In two weeks, Venezuela seems likely to start an extraordinary experiment in centralized, oil-fueled socialism. By law, the workday would be cut to six hours. Street vendors, homemakers and maids would have state-mandated pensions. And President Hugo Chávez would have significantly enhanced powers and be eligible for re-election for the rest of his life.

A sweeping revision of the Constitution, expected to be approved by referendum on Dec. 2, is both bolstering Mr. Chávez’s popularity here among people who would benefit and stirring contempt from economists who declare it demagogy. Signaling new instability here, dissent is also emerging among his former lieutenants, one of whom says the president is carrying out a populist coup.

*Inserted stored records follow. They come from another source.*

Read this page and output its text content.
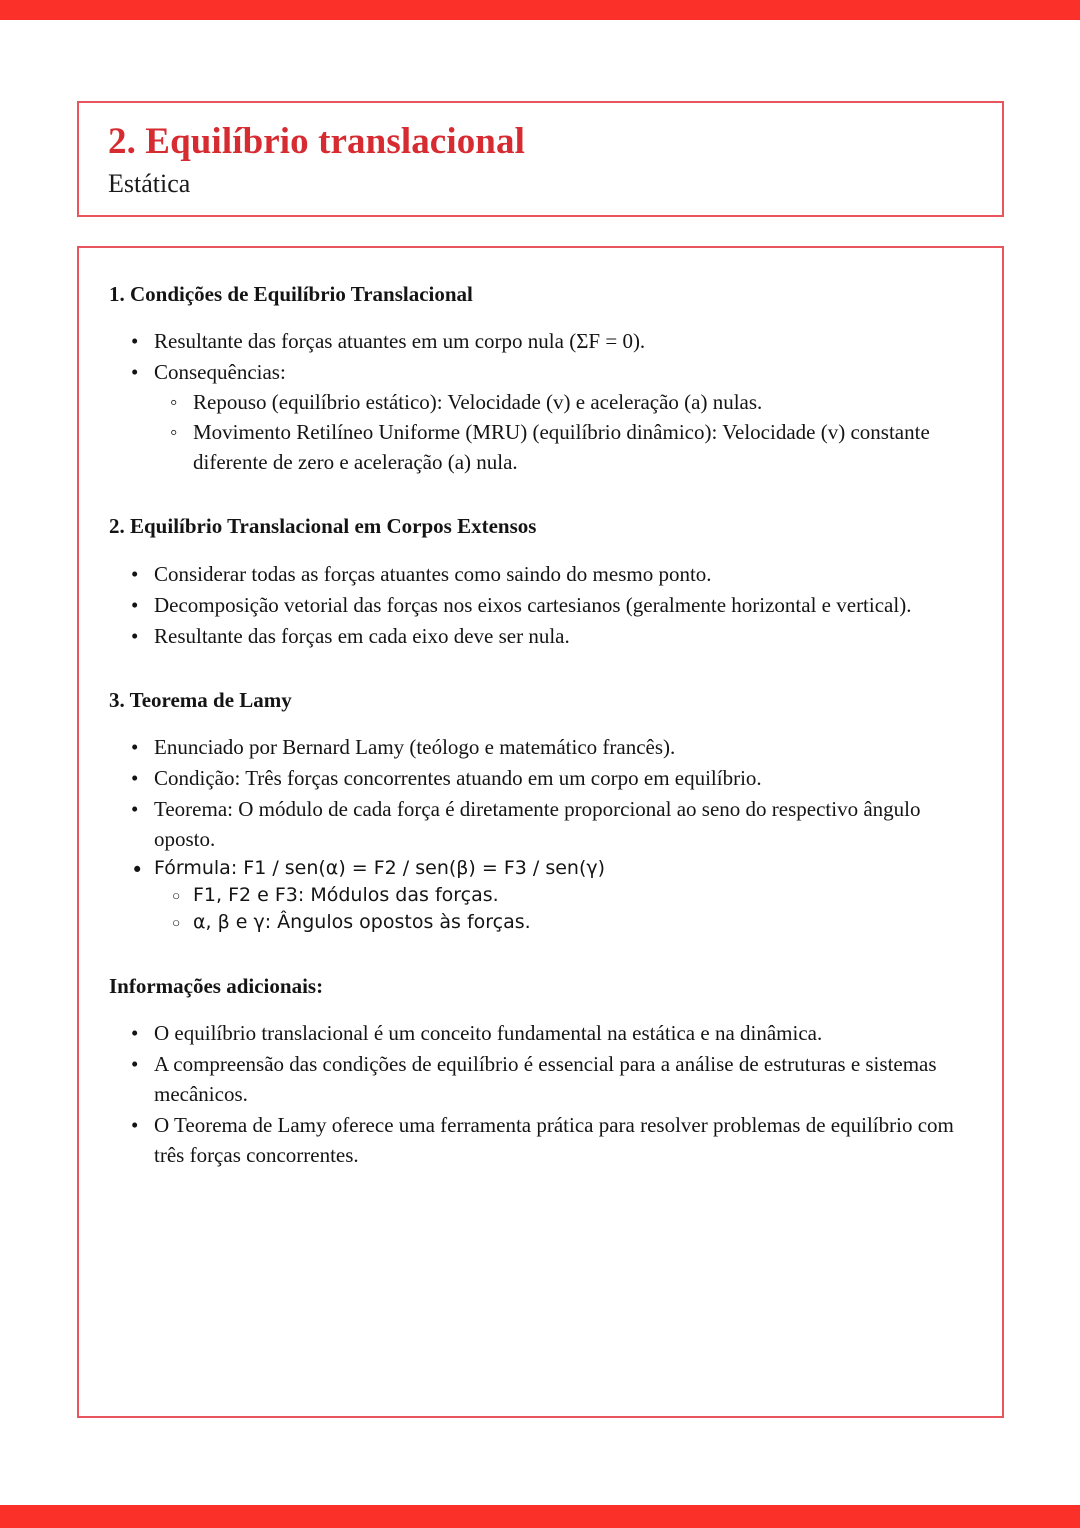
2. Equilíbrio translacional
Estática
1. Condições de Equilíbrio Translacional
• Resultante das forças atuantes em um corpo nula (ΣF = 0).
• Consequências:
◦ Repouso (equilíbrio estático): Velocidade (v) e aceleração (a) nulas.
◦ Movimento Retilíneo Uniforme (MRU) (equilíbrio dinâmico): Velocidade (v) constante diferente de zero e aceleração (a) nula.
2. Equilíbrio Translacional em Corpos Extensos
• Considerar todas as forças atuantes como saindo do mesmo ponto.
• Decomposição vetorial das forças nos eixos cartesianos (geralmente horizontal e vertical).
• Resultante das forças em cada eixo deve ser nula.
3. Teorema de Lamy
• Enunciado por Bernard Lamy (teólogo e matemático francês).
• Condição: Três forças concorrentes atuando em um corpo em equilíbrio.
• Teorema: O módulo de cada força é diretamente proporcional ao seno do respectivo ângulo oposto.
• Fórmula: F1 / sen(α) = F2 / sen(β) = F3 / sen(γ)
◦ F1, F2 e F3: Módulos das forças.
◦ α, β e γ: Ângulos opostos às forças.
Informações adicionais:
• O equilíbrio translacional é um conceito fundamental na estática e na dinâmica.
• A compreensão das condições de equilíbrio é essencial para a análise de estruturas e sistemas mecânicos.
• O Teorema de Lamy oferece uma ferramenta prática para resolver problemas de equilíbrio com três forças concorrentes.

“There is a perverse subversion of our existing Constitution under way,” said Gen. Raúl Isaías Baduel, a retired defense minister and former confidant of Mr. Chávez who broke with him in a stunning defection this month to the political opposition. “This is not a reform,” General Baduel said in an interview here this week. “I categorize it as a coup d’état.”

Chávez loyalists already control the National Assembly, the Supreme Court, almost every state government, the entire federal bureaucracy and newly nationalized companies in the telephone, electricity and oil industries. Soon they could control even more.

For my entire life, I have watched as the people of Cuba have suffered under the yoke of oppression in a "workers paradise". I fear that I may spend the rest of my life watching just such oppression crush the people of Venezuela as well. And if the imperialistic policy demonstrated by his attack on Guyana is any indication, Venezuela's neighbors need to be fearful of what is yet to come, and prepare themselves to fight off future attempts by Chavez to expand his power by expanding the borders of his country.